In an effort to practice writing for writing’s sake, I am trying something a little new. The Daily Post has issued an intriguing challenge that I must accept. We shall see where it takes me.
The worst part about sitting at the bar is the constant feeling of being in the way. When seated, I am incapable of pushing in the stool and am all too conscious of my body jutting out. In order to pass behind me, a fellow diner must excuse themselves to side-step between my back and the back of another person in a proper chair. At least this other can draw themselves in. I am forced into a clumsy shuffle, inching my stool forward leg by leg and moving maybe half a centimetre.

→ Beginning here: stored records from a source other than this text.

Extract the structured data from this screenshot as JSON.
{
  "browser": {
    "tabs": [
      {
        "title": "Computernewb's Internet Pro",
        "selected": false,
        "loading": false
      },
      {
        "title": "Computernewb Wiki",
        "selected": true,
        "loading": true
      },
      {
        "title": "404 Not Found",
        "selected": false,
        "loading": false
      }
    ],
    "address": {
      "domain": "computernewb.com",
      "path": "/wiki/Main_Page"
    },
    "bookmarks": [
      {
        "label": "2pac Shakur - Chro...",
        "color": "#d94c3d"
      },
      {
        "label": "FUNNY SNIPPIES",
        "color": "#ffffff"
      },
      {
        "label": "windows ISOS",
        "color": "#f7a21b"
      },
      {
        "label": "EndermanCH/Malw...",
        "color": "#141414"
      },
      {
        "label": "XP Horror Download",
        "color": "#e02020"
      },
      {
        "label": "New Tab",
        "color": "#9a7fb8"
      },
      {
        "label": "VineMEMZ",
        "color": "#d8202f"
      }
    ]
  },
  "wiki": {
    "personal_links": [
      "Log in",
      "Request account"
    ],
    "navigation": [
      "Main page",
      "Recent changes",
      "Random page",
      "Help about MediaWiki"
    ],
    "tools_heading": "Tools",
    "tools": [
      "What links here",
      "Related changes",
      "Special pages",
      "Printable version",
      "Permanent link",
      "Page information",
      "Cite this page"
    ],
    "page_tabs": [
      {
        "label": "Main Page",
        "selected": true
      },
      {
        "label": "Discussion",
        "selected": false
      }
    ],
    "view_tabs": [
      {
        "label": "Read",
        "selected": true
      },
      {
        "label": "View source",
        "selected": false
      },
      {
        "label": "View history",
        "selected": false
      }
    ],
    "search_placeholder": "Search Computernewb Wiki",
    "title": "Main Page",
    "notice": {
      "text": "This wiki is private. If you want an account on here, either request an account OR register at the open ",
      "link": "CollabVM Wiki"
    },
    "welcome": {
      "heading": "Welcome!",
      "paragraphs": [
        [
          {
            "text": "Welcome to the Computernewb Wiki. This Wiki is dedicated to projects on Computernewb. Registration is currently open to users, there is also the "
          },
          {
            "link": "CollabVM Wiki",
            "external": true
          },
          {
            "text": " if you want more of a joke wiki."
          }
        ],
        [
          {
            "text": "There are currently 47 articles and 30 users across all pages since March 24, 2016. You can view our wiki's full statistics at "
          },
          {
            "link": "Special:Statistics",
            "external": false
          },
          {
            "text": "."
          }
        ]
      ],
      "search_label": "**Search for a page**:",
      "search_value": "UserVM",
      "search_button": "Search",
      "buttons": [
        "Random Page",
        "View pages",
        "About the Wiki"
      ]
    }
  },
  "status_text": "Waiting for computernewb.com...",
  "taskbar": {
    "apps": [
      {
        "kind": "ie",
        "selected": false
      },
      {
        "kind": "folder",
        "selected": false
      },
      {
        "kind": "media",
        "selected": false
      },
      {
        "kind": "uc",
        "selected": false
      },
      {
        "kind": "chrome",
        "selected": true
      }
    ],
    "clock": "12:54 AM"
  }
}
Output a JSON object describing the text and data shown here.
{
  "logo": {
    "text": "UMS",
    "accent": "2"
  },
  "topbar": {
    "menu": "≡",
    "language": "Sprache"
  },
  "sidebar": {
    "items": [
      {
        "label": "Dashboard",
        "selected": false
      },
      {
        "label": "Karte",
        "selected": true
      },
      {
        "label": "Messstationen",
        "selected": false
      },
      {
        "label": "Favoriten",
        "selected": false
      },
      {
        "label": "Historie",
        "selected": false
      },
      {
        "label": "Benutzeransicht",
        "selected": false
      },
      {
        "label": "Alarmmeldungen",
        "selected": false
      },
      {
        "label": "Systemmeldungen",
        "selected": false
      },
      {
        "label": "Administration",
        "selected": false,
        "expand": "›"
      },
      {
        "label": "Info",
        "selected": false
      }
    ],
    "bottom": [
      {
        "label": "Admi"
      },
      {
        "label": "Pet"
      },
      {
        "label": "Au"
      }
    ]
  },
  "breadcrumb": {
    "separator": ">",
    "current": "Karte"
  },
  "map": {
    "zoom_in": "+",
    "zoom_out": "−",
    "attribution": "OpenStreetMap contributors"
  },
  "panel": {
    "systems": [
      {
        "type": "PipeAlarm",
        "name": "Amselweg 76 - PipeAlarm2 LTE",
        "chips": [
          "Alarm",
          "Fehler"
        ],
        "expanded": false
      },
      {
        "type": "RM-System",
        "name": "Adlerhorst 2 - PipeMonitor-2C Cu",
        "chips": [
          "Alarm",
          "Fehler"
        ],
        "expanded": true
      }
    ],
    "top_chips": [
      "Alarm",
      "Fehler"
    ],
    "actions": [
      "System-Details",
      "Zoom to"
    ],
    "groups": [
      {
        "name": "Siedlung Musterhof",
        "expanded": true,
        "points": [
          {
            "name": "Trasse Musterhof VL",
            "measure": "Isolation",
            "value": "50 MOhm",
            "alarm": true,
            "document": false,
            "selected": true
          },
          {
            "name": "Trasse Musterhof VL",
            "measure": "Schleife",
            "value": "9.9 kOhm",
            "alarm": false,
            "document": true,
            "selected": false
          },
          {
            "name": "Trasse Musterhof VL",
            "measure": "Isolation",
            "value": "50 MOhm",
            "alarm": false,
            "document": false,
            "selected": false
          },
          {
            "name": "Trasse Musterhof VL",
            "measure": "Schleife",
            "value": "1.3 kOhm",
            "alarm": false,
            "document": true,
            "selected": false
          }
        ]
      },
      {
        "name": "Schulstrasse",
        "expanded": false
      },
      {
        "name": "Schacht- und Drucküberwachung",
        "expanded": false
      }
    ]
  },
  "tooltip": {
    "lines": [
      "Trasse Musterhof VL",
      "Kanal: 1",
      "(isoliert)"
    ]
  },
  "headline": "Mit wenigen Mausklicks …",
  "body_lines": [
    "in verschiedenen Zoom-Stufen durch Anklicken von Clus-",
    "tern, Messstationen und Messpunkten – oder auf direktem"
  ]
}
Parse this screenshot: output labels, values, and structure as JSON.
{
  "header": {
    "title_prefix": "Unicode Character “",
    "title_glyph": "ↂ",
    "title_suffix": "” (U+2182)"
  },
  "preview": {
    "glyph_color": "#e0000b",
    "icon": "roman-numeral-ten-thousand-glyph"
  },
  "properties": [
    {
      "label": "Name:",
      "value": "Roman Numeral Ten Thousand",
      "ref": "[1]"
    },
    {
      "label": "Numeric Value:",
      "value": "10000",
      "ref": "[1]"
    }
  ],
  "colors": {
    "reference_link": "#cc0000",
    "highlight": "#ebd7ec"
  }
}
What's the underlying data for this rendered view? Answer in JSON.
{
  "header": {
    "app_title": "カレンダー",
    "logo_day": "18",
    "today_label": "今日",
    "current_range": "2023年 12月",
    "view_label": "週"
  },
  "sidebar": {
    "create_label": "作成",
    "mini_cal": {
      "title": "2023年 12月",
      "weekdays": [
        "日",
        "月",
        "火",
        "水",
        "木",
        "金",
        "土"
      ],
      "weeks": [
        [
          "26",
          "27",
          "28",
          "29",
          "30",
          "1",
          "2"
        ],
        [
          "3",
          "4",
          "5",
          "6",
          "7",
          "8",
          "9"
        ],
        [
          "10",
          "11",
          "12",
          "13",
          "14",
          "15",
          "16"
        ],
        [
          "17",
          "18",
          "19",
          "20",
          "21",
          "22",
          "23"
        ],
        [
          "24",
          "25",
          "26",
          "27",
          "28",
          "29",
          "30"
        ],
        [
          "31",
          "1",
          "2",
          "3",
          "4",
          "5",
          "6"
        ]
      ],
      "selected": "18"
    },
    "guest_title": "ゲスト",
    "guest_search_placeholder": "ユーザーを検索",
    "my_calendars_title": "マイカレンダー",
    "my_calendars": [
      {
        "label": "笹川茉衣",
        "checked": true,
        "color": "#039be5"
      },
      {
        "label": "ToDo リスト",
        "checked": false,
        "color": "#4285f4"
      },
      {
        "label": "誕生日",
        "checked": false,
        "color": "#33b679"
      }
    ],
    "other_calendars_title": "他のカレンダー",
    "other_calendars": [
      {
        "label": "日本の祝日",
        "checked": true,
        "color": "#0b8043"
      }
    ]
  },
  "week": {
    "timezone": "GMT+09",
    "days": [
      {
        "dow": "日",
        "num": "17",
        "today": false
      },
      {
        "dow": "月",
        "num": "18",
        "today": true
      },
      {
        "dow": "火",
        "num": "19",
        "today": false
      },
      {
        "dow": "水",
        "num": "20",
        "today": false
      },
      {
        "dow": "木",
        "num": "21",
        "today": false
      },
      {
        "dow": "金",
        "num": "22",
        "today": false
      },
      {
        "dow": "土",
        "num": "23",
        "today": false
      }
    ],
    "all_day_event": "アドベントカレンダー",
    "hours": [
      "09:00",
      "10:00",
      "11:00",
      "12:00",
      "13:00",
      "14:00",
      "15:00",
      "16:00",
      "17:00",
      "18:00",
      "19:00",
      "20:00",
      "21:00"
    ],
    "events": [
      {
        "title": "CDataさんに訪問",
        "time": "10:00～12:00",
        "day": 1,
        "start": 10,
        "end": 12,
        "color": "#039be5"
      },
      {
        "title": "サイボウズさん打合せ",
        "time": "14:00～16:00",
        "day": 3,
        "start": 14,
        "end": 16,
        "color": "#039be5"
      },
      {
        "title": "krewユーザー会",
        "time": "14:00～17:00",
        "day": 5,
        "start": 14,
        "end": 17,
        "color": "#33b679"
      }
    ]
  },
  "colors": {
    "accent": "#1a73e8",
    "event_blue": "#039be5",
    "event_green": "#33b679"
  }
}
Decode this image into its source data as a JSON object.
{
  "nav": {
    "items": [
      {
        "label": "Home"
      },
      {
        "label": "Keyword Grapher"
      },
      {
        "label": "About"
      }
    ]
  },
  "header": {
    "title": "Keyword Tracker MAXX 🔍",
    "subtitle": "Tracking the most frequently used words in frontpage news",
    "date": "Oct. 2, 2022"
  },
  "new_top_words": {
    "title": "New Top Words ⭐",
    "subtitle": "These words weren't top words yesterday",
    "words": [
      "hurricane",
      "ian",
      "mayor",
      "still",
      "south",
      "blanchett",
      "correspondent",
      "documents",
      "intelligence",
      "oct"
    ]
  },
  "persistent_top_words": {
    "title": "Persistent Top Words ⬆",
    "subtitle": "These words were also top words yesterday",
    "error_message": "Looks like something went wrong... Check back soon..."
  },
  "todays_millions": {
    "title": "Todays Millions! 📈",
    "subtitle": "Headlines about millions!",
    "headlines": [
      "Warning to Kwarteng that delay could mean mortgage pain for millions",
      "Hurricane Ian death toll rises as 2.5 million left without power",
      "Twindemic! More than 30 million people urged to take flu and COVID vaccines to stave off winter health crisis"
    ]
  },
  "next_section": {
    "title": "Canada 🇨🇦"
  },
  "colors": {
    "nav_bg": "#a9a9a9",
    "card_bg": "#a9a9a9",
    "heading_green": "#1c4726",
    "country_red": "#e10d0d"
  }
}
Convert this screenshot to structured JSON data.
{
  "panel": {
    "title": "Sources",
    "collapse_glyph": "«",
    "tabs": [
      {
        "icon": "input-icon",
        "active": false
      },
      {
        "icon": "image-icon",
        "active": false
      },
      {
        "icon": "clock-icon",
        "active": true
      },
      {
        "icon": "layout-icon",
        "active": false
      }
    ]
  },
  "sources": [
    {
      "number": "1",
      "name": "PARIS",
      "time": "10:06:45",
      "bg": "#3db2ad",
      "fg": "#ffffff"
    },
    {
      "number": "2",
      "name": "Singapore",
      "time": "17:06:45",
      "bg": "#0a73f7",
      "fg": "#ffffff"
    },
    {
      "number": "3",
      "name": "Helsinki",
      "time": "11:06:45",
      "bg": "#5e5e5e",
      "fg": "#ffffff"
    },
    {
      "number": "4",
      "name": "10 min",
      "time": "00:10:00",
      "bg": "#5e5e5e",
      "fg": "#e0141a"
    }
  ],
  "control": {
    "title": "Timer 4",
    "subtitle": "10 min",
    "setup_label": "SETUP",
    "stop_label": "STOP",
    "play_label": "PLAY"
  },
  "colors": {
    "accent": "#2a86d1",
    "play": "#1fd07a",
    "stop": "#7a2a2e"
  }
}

I could stand, of course, and push the tall chair in. But that seems even more awkward. I picture myself this way, still chewing on my turkey and avocado sandwich, blouse disheveled, hair flying in a static mess, leaping into an upright position and dropping my book on the floor and the mental image is enough to make me cringe.
It is far nicer to sit at a table or a booth. There is room for all my things and if I sit with my back to the wall I never have to worry about acknowledging strangers. Yet, as I am almost always alone, this seems an even worse breach of etiquette. How rude of me to take up so much space during a busy lunch hour. The dirty looks and annoyed comments – which exist only in my mind – are enough to cause distress.
And so I remain at the uncomfortable bar on the awkward stool, hoping no one will need to get by before I leave.